From the moment that Russian forces retreated from Kyiv and Kharkiv, it has been apparent that this second phase of Russia-Ukraine war would last for some time. It may not go as long as the first phase—from 2014 until this past February—but it might. It depends.
Some of the variables have become near-constants. Russia now lacks the capacity to break the Ukrainian military or the Ukrainian people’s will to freedom. Ukraine now lacks the capacity to mount a large enough counteroffensive to break the Russian military or Vladimir Putin’s will to conquest. Russian strength is presently waning while Ukrainian strength is waxing, but the pace of change is slow.
But because this is a larger and wider war, a challenge to the post-Cold-War European peace and the global, liberal structures built and nursed by the United States since 1945, things get uncertain when one looks beyond the direct combatants. Ukraine has offered itself as the battlefield between the West and its adversaries, but parts of the West wish it had not done so; some seem to find Ukrainian suffering annoying. To be sure, Great Britain, Poland, and the Baltic states are backing Kyiv to the hilt. Support in central and southeastern Europe has been better than it might have been, minus horrible exceptions such as Hungary and Serbia. Recep Tayyip Erdoğan’s Turkey has been predictably transactional.
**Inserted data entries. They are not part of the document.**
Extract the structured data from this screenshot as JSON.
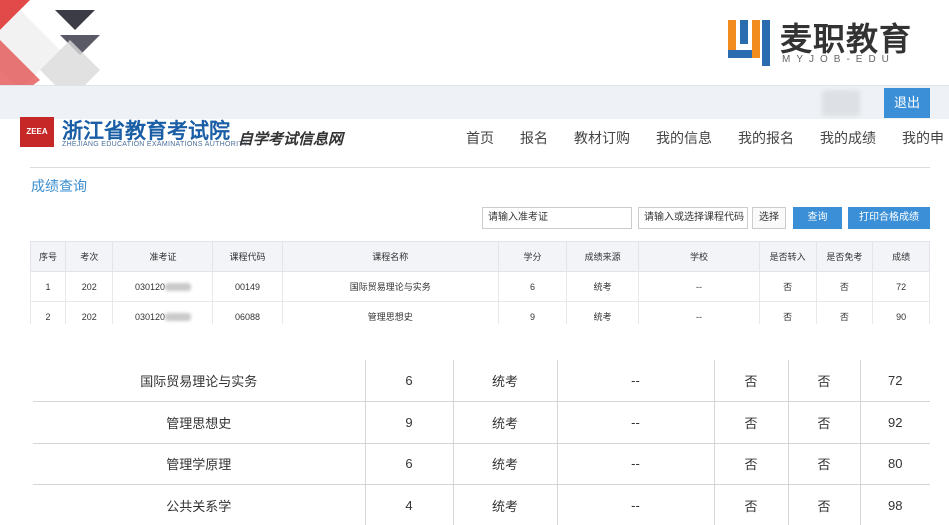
{
  "brand": {
    "name": "麦职教育",
    "sub": "MYJOB-EDU"
  },
  "topbar": {
    "logout_label": "退出"
  },
  "site": {
    "logo_text": "ZEEA",
    "title": "浙江省教育考试院",
    "title_en": "ZHEJIANG EDUCATION EXAMINATIONS AUTHORITY",
    "subtitle": "自学考试信息网"
  },
  "nav": [
    "首页",
    "报名",
    "教材订购",
    "我的信息",
    "我的报名",
    "我的成绩",
    "我的申"
  ],
  "section_title": "成绩查询",
  "search": {
    "exam_no_placeholder": "请输入准考证",
    "course_placeholder": "请输入或选择课程代码",
    "select_label": "选择",
    "query_label": "查询",
    "print_label": "打印合格成绩"
  },
  "small_table": {
    "headers": [
      "序号",
      "考次",
      "准考证",
      "课程代码",
      "课程名称",
      "学分",
      "成绩来源",
      "学校",
      "是否转入",
      "是否免考",
      "成绩"
    ],
    "rows": [
      [
        "1",
        "202",
        "030120",
        "00149",
        "国际贸易理论与实务",
        "6",
        "统考",
        "--",
        "否",
        "否",
        "72"
      ],
      [
        "2",
        "202",
        "030120",
        "06088",
        "管理思想史",
        "9",
        "统考",
        "--",
        "否",
        "否",
        "90"
      ]
    ]
  },
  "big_table": {
    "rows": [
      [
        "国际贸易理论与实务",
        "6",
        "统考",
        "--",
        "否",
        "否",
        "72"
      ],
      [
        "管理思想史",
        "9",
        "统考",
        "--",
        "否",
        "否",
        "92"
      ],
      [
        "管理学原理",
        "6",
        "统考",
        "--",
        "否",
        "否",
        "80"
      ],
      [
        "公共关系学",
        "4",
        "统考",
        "--",
        "否",
        "否",
        "98"
      ]
    ]
  },
  "colors": {
    "accent": "#3a8fd6",
    "title_blue": "#1a5ea6",
    "logo_red": "#c62828",
    "brand_orange": "#f28c1e"
  }
}
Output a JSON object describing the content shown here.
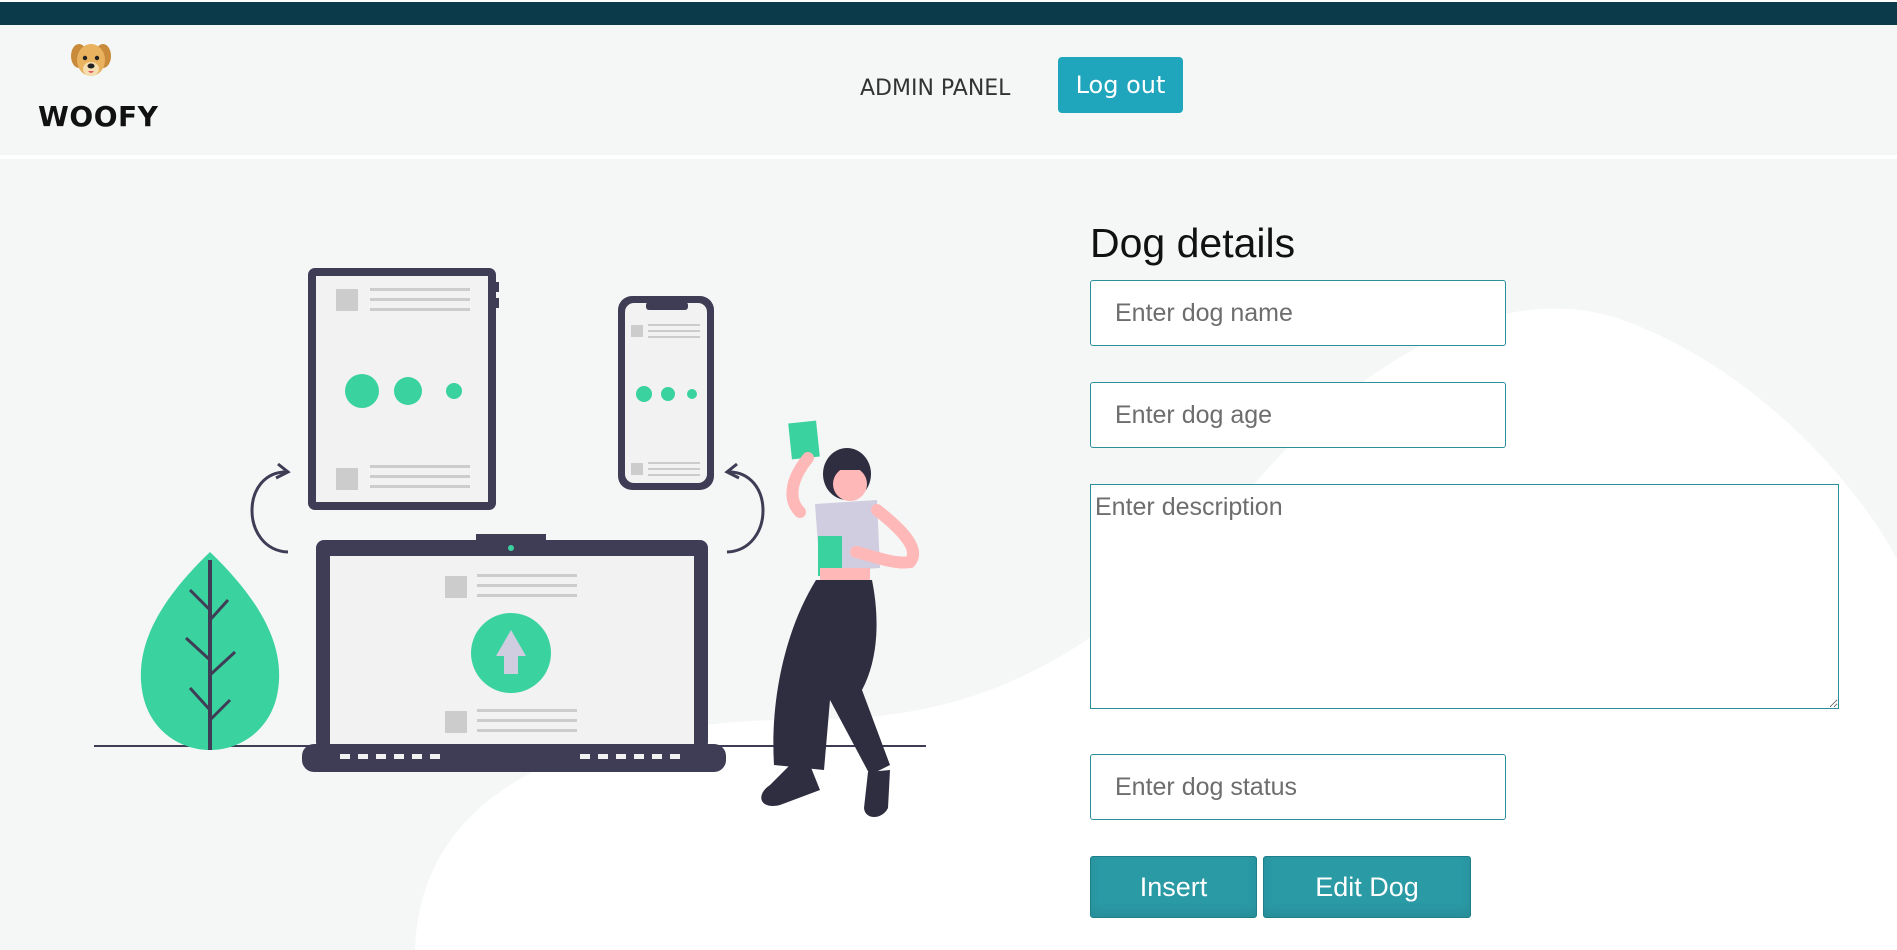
{
  "header": {
    "brand": "WOOFY",
    "nav_admin": "ADMIN PANEL",
    "logout_label": "Log out"
  },
  "form": {
    "title": "Dog details",
    "name_placeholder": "Enter dog name",
    "age_placeholder": "Enter dog age",
    "description_placeholder": "Enter description",
    "status_placeholder": "Enter dog status",
    "insert_label": "Insert",
    "edit_label": "Edit Dog"
  },
  "colors": {
    "topbar": "#0b3a4a",
    "accent": "#1fa6bd",
    "button": "#2a9aa5",
    "illustration_green": "#3ad29f",
    "illustration_dark": "#3f3d56"
  },
  "icons": {
    "logo": "dog-face-icon"
  }
}
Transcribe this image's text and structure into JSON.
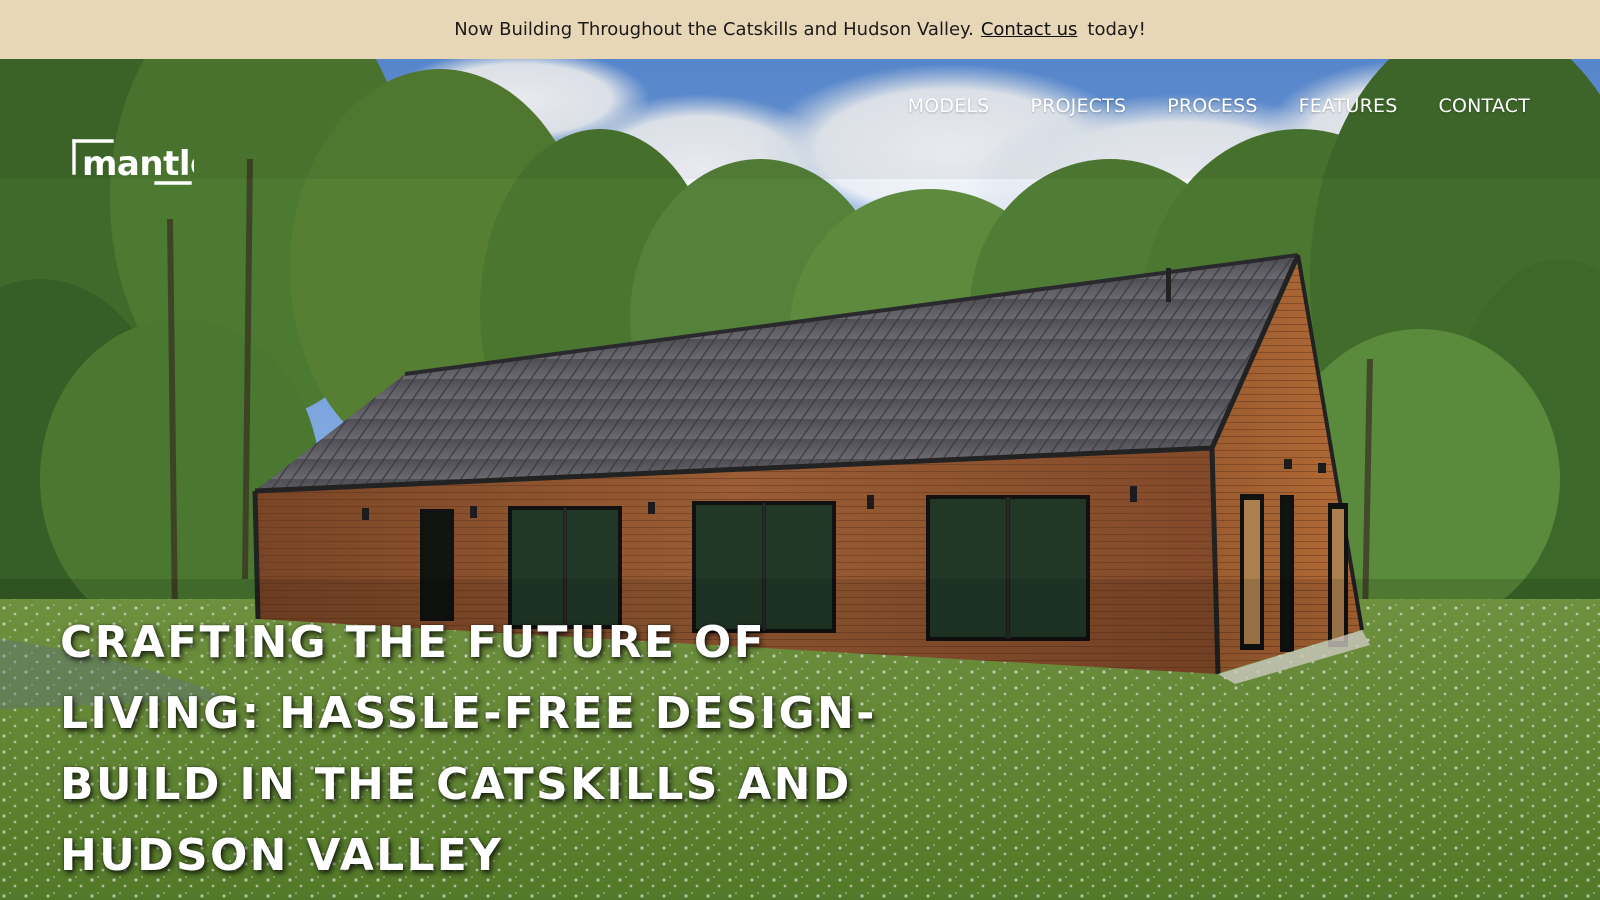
{
  "announcement": {
    "text_before": "Now Building Throughout the Catskills and Hudson Valley.",
    "link_text": "Contact us",
    "text_after": "today!"
  },
  "brand": {
    "logo_alt": "mantle"
  },
  "nav": {
    "items": [
      {
        "label": "MODELS"
      },
      {
        "label": "PROJECTS"
      },
      {
        "label": "PROCESS"
      },
      {
        "label": "FEATURES"
      },
      {
        "label": "CONTACT"
      }
    ]
  },
  "hero": {
    "headline": "CRAFTING THE FUTURE OF LIVING: HASSLE-FREE DESIGN-BUILD IN THE CATSKILLS AND HUDSON VALLEY",
    "image_subject": "modern wood-clad home with metal roof in green field"
  },
  "colors": {
    "announcement_bg": "#e8d7b7",
    "text_dark": "#1b1b1b",
    "nav_text": "#ffffff",
    "roof": "#5b5b60",
    "siding": "#8a5230",
    "grass": "#6f9a3a",
    "sky": "#7fa9de"
  }
}
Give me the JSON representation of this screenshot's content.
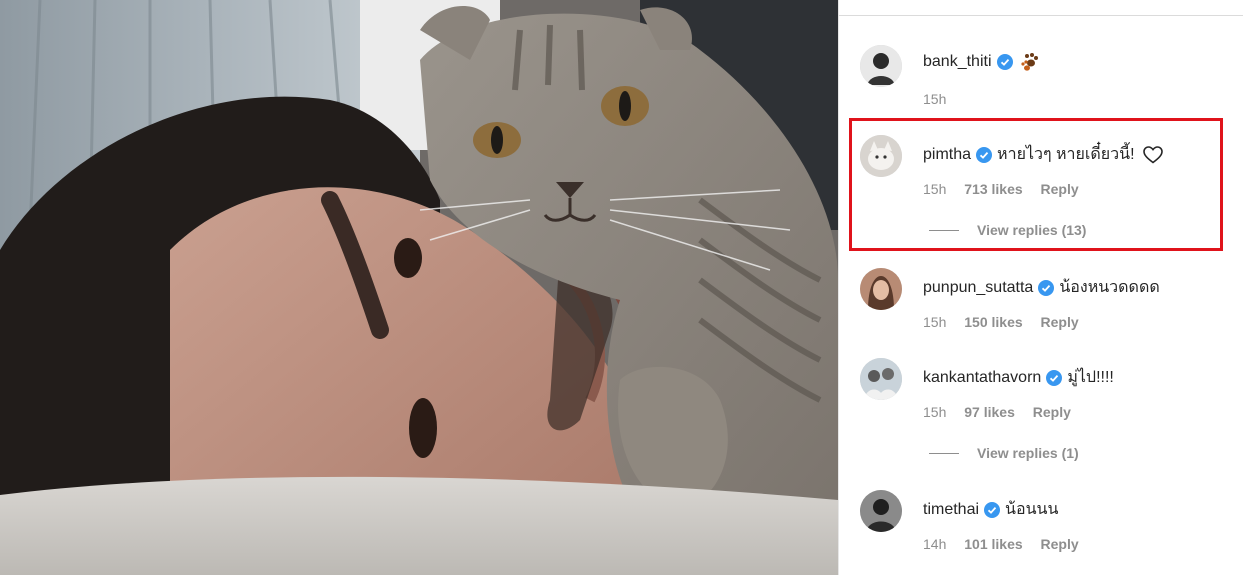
{
  "comments": [
    {
      "username": "bank_thiti",
      "text": "",
      "emoji": "paw-prints-icon",
      "time": "15h",
      "likes": "",
      "reply": "",
      "view_replies": ""
    },
    {
      "username": "pimtha",
      "text": "หายไวๆ หายเดี๋ยวนี้!",
      "emoji": "heart-outline-icon",
      "time": "15h",
      "likes": "713 likes",
      "reply": "Reply",
      "view_replies": "View replies (13)",
      "highlighted": true
    },
    {
      "username": "punpun_sutatta",
      "text": "น้องหนวดดดด",
      "time": "15h",
      "likes": "150 likes",
      "reply": "Reply",
      "view_replies": ""
    },
    {
      "username": "kankantathavorn",
      "text": "มู่ไป!!!!",
      "time": "15h",
      "likes": "97 likes",
      "reply": "Reply",
      "view_replies": "View replies (1)"
    },
    {
      "username": "timethai",
      "text": "น้อนนน",
      "time": "14h",
      "likes": "101 likes",
      "reply": "Reply",
      "view_replies": ""
    }
  ],
  "colors": {
    "verified_badge": "#3897f0",
    "highlight_border": "#e0131b",
    "meta_text": "#8e8e8e",
    "primary_text": "#262626"
  }
}
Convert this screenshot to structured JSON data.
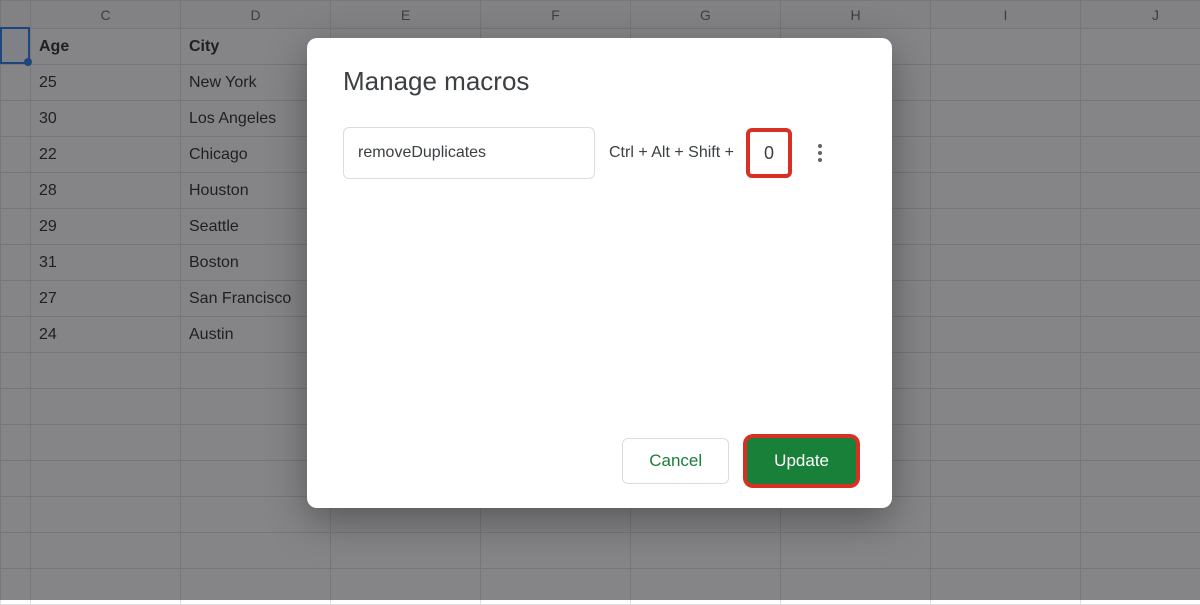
{
  "columns": [
    "C",
    "D",
    "E",
    "F",
    "G",
    "H",
    "I",
    "J"
  ],
  "spreadsheet": {
    "headers": {
      "age": "Age",
      "city": "City"
    },
    "rows": [
      {
        "age": "25",
        "city": "New York"
      },
      {
        "age": "30",
        "city": "Los Angeles"
      },
      {
        "age": "22",
        "city": "Chicago"
      },
      {
        "age": "28",
        "city": "Houston"
      },
      {
        "age": "29",
        "city": "Seattle"
      },
      {
        "age": "31",
        "city": "Boston"
      },
      {
        "age": "27",
        "city": "San Francisco"
      },
      {
        "age": "24",
        "city": "Austin"
      }
    ]
  },
  "dialog": {
    "title": "Manage macros",
    "macro_name": "removeDuplicates",
    "shortcut_prefix": "Ctrl + Alt + Shift +",
    "shortcut_key": "0",
    "cancel_label": "Cancel",
    "update_label": "Update"
  }
}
Yet Western Europe has proved itself—again—entirely unready to exercise geopolitical leadership of any sort; Germany, in particular, has simply become incapable of strategic thought or behavior. France’s vaporous vision of European “strategic autonomy” has all but evaporated. Italians are evenly divided over who to blame for the war (Russia or Ukraine or the U.S. or the European Union) and who’s the biggest obstacle to peace. Recently, German Chancellor Olaf Scholz, French President Emmanuel Macron and Italian Prime Minister Mario Draghi at last made the pilgrimage to Kyiv—and to see the remains of the massacres in Bucha and Irpin. They came away both shocked by the realities of Russia’s brutality and affirming their support for Ukraine. Yet no sooner were the three off the return train to Poland than Scholz’s foreign policy adviser Jens Plottner told the German Council on Foreign Relations that focusing on military aid to Ukraine was the product of “feverishness that misses the big issues,” such as “what our relationship with Russia should be like in the future.” Wartime wags in Kyiv have a new term, “Scholz-ing,” which means talking big and delivering little.